次反射镜结构由次反射镜21、光学系统次反射镜固定结构22组成,如图21所示。光学系统次反射镜21是有一定厚度的抛物曲面形薄壁结构件,根据次反射镜的设计参数可知曲面的曲率半径为143.9m。次反射镜21与光学系统次反射镜固定结构22固定连接。光学系统次反射镜固定结构22为12边环结构。同时光学系统次反射镜21的薄壁底面镀上一层铝膜以实现对光的反射。The sub-reflector structure consists of a sub-reflector 21 and a sub-reflector fixing structure 22 of the optical system, as shown in FIG. 21 . The sub-reflector 21 of the optical system is a parabolic thin-walled structure with a certain thickness. According to the design parameters of the sub-reflector, it can be known that the curvature radius of the curved surface is 143.9m. The secondary mirror 21 is fixedly connected to the secondary mirror fixing structure 22 of the optical system. The fixing structure 22 of the secondary mirror of the optical system is a 12-sided ring structure. At the same time, the thin-walled bottom surface of the sub-reflector 21 of the optical system is coated with an aluminum film to reflect light.

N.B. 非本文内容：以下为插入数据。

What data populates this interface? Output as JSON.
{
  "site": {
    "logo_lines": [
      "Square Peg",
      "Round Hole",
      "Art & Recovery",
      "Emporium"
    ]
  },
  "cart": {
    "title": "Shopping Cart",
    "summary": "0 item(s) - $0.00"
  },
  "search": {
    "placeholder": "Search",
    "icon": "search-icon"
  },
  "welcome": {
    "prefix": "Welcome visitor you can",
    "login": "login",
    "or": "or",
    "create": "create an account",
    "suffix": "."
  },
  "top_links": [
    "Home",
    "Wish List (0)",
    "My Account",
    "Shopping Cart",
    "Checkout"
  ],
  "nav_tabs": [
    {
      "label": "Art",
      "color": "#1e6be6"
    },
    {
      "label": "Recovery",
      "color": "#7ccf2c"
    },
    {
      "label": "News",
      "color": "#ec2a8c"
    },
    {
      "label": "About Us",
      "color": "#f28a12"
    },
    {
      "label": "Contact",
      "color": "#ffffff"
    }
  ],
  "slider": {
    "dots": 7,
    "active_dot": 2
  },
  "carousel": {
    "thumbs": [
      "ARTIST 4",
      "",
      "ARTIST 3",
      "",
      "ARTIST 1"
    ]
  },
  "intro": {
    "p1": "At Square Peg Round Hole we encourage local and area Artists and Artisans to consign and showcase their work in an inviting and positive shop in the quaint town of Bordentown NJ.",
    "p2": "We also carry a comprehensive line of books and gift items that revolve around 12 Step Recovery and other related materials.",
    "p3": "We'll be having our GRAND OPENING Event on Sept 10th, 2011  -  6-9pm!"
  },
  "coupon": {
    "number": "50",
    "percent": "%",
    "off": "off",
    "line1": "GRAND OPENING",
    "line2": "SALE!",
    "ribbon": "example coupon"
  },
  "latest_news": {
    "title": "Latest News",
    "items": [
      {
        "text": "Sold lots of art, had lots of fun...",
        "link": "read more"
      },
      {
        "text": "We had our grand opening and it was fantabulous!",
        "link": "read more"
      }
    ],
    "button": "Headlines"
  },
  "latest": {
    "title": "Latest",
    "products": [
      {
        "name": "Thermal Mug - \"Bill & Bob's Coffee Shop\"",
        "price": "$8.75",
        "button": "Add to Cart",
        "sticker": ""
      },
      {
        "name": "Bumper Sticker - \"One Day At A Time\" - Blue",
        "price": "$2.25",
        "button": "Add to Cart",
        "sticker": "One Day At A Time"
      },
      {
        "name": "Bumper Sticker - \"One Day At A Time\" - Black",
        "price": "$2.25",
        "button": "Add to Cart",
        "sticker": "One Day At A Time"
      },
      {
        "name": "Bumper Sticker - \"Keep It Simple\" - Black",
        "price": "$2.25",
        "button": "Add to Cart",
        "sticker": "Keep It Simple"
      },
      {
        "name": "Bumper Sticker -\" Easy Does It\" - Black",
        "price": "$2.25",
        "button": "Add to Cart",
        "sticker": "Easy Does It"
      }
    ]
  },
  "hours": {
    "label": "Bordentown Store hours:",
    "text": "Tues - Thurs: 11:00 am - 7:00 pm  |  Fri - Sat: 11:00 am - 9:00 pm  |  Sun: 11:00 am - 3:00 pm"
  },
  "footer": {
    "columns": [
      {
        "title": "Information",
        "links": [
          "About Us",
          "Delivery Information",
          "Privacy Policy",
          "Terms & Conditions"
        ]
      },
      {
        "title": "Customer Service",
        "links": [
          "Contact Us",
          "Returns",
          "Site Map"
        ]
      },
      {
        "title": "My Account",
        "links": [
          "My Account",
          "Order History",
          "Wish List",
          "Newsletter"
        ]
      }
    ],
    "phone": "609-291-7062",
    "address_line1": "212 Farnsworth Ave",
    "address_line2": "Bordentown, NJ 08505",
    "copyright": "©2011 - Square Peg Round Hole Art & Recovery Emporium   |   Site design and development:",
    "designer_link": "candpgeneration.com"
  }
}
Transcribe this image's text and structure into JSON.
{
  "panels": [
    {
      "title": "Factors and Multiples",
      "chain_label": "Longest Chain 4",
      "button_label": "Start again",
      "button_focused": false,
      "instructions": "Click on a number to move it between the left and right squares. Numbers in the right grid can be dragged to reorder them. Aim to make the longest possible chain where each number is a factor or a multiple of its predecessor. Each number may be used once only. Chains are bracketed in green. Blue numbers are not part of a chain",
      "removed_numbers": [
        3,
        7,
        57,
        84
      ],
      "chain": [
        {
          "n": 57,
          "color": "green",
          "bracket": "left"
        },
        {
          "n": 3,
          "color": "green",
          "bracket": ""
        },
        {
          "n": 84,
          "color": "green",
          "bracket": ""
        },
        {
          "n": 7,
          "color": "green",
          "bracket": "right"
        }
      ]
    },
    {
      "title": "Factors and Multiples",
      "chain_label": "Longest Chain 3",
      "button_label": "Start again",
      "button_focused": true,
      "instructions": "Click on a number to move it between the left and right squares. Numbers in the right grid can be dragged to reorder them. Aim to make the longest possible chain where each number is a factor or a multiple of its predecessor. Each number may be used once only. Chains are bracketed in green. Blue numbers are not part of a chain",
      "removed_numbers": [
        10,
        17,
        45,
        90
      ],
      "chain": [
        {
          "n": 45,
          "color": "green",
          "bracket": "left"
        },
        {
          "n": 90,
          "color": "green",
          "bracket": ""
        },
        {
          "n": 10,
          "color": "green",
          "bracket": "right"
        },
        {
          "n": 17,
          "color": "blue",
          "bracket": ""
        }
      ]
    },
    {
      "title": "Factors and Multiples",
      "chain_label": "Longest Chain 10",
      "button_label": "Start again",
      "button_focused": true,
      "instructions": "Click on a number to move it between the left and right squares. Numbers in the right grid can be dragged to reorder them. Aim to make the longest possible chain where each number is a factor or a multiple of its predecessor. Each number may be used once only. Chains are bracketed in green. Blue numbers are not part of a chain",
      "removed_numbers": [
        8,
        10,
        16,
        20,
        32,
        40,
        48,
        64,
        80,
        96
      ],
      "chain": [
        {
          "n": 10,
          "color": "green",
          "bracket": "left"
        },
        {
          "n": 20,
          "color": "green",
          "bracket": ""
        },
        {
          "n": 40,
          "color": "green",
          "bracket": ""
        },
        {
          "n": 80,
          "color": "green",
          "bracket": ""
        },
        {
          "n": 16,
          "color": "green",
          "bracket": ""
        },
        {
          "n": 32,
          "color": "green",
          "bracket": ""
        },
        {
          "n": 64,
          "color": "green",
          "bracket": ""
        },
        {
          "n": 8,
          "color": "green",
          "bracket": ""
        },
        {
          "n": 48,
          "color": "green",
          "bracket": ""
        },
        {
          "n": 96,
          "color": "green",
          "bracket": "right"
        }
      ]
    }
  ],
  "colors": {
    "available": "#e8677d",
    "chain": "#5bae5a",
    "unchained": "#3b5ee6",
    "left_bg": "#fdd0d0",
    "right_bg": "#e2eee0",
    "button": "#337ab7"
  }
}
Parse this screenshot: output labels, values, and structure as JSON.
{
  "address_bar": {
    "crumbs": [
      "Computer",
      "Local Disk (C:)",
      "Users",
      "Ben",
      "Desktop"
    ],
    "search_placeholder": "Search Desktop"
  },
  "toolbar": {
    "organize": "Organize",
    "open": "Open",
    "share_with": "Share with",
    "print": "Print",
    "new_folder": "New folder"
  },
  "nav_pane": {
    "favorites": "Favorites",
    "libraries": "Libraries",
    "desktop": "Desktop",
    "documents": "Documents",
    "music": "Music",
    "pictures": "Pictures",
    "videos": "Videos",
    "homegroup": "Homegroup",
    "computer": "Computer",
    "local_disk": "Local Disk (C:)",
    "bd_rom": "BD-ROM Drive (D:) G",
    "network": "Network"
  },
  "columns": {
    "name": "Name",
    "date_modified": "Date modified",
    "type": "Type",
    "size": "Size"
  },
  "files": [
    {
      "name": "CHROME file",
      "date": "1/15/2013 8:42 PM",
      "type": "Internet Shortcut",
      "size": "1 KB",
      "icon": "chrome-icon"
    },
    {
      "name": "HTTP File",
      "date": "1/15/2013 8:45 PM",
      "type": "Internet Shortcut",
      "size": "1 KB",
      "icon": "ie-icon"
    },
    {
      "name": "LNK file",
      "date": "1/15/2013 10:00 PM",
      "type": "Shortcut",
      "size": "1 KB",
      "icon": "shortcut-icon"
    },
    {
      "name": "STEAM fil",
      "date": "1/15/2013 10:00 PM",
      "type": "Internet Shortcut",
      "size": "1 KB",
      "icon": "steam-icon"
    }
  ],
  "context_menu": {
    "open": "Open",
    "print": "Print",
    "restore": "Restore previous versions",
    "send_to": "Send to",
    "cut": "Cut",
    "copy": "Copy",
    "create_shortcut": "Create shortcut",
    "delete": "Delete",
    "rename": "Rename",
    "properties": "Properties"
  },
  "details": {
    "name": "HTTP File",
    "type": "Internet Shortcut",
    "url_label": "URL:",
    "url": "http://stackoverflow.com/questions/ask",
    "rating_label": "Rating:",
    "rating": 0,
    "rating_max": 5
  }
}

GEO高分辨率光学卫星发射入轨后,光学系统主反射镜1与光学系统次反射镜21间距需要达到数十米才能满足卫星的光学系统2m分辨率的成像要求。而此高度的卫星无法利用火箭运载一次发射入轨,因此需要在光学系统主反射镜1与光学系统次反射镜21间加入可折叠展开式的次镜伸展臂4,以满足卫星的在轨工作要求。次镜伸展臂发射前呈折叠状态安装于整流罩中,整流罩内的安装结构给次镜伸展臂以约束力(例如:将折叠状态的次镜伸展臂的两端设置一个可打开的锁紧连杆,该锁紧连杆可通过电机控制打开),使其不展开,卫星飞离整流罩后,约束力解锁后消失,扭簧的弹性势能使次镜伸展臂在无重力状态下一节节展开。After the GEO high-resolution optical satellite is launched into orbit, the distance between the primary mirror 1 of the optical system and the secondary mirror 21 of the optical system needs to reach several tens of meters to meet the imaging requirements of the satellite's optical system with a resolution of 2 m. However, a satellite at this height cannot be launched into orbit by a rocket. Therefore, a foldable and unfolded secondary mirror extension arm 4 needs to be added between the optical system primary mirror 1 and the optical system secondary mirror 21 to meet the satellite's on-orbit work. Require. The extension arm of the secondary mirror is installed in the fairing in a folded state before launching, and the mounting structure in the fairing constrains the extension arm of the secondary mirror (for example, set an openable lock at both ends of the extension arm of the secondary mirror in the folded state). Connecting rod, the locking connecting rod can be opened by motor control), so that it does not unfold. After the satellite flies away from the fairing, the binding force is unlocked and disappears. section expands.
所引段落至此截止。